Piaget for preschooler may shed some light in understanding your preschooler's mind, why he makes such a big deal with nothing. Here is one;
Rishi becomes very upset when his teacher calls him by Raj. He refuses to respond to her, even when he knows that it is him the teacher is calling. The teacher finds him defiant. Conference with mom does not smooth the situation or understanding this preschooler's attitude. Other older members of the family all agree that Rishi should change his attitude.
According to Rishi, he is not Raj, he does not want to become Raj. He does not want to change into Raj.
I interviewed ten ten preschoolers separately, aged 3- 5 . When asked “Does the person change if the name is changed ?”

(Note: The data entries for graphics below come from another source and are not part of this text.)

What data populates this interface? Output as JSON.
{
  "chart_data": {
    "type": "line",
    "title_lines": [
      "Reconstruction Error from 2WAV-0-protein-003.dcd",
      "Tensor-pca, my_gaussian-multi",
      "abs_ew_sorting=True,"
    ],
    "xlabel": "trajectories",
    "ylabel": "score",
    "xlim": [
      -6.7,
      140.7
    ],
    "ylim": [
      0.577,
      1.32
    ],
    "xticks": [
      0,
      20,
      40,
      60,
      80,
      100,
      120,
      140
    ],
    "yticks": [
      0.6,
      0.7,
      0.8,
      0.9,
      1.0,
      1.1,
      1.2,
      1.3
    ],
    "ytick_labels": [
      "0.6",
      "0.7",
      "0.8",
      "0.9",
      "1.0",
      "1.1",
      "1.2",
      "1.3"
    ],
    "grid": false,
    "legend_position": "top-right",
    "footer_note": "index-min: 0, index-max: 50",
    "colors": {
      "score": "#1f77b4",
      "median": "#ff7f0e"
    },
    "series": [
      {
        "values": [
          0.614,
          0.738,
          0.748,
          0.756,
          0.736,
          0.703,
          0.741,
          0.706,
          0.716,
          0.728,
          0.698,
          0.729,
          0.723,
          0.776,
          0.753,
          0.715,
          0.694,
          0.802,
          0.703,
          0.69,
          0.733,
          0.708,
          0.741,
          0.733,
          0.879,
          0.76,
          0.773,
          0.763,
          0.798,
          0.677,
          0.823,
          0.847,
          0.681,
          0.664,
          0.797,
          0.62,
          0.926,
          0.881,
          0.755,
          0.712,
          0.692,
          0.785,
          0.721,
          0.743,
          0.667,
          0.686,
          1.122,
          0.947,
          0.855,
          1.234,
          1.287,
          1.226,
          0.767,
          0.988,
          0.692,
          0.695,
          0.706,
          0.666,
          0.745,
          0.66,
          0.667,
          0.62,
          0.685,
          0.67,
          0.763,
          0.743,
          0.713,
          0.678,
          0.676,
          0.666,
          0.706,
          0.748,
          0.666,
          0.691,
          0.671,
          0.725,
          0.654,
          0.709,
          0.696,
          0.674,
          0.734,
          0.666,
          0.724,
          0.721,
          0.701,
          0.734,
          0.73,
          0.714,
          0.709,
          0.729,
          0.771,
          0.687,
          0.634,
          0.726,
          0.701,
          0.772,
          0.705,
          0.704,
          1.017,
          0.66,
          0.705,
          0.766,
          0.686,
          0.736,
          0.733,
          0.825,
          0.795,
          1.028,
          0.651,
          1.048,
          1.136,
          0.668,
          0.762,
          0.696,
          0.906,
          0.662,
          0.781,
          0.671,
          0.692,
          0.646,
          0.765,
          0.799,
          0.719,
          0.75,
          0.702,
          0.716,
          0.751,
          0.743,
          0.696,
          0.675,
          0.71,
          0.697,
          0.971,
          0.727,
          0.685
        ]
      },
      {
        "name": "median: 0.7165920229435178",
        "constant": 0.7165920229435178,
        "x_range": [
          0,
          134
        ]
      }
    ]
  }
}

Nine out of ten replied “Yes”. One unsure.
“If I call this pencil -kalom or crayon will it change?”
Five replied “Yes”.
Two bilingual children were unsure but they agreed that with things it may be different, or when you are using a different language it is different, but with the person's names- definitely the person will change.

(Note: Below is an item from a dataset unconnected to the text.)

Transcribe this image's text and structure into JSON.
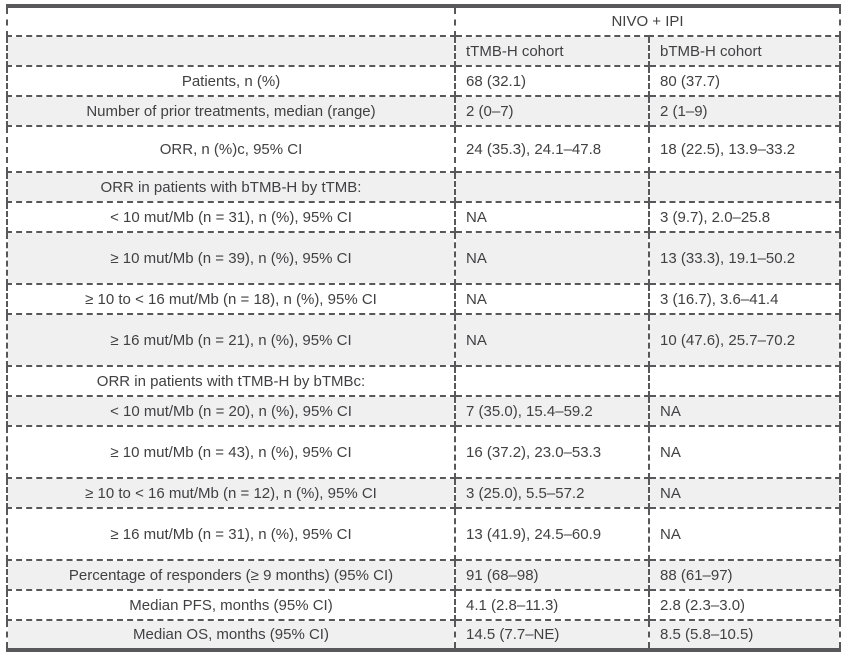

I gave them a clue. What about nick name? -" William, when you are called Bill -do you change?"
His reasoning is- "That name is already given."
Older children over seven years of age all disagreed that the teacher's mistake can be forgiven. The person really does not have any danger to be changed.
Two out of five (5-6) years of age were unsure.
According to preschoolers the name resides in the object or in the person. It comes with the whole packet.
Piaget explains this in his theory of Nominal Realism. You'll find it in this book if you want to go deeper.
According to Swiss psychologist and educator
Jean Piaget,
preschoolers understand the world as it appears to them. Perception is the key word at this stage, not logic. In his theory he divided the human cognitive maturity into four main stages even though each individual matures according to his own pace, and may not match with this exact chronology, this is a general guide line.
Infants up to 2 years of age are in the sensori- motor stage, when they try to grasp the world with their senses and motors. The infant may put everything in her mouth - taste is an important sense, isn't it?
The next stage (2-7 years of age) is the pre- operative stage when the child understands the world the way it appears to him. Remember our
experiment with the beads?
The same number of beads scattered into a long line and gathered together in a short line will be different no matter how many times you count.
To a preschooler the world revolves around him. He is incapable of understanding others' point of views. He is egoist.
The child soon matures to the next concrete operationalstage (7-16 years of age) when he tries to understand the world with concrete things, with hands-on experiments.
The final stage is the formal operational stage when he can grasp the abstract aspects of this world. He uses logic and calculate the world analytically.
There may be transitional stages when the individual goes back and forth
from one stage to another. For example, in some aspects he may be matured to be in the concrete stage, or he can take some logic, yet in other aspects, perception plays the key role. According to Piaget, many adults never reach the formal stage.
As parents and teachers our obligation is to understand the child from his developmental stage and patiently provide him with the appropriate tools, concrete hands-on experiences so that his cognitive development is also nourished.
It is important that you give the pre -operational child concrete things to handle - beads to count, sand to mess with, water and colors to paint, instead of lectures .
She has go through the concrete stage first before landing in the the logical, abstract formal stage. Unless you involve her in solving a problem, reasoning may not work.
You need to let her play with other pre-opearational children so that she can learn to share and make friendships, learn in her own way, taking baby steps to understand others' feelings.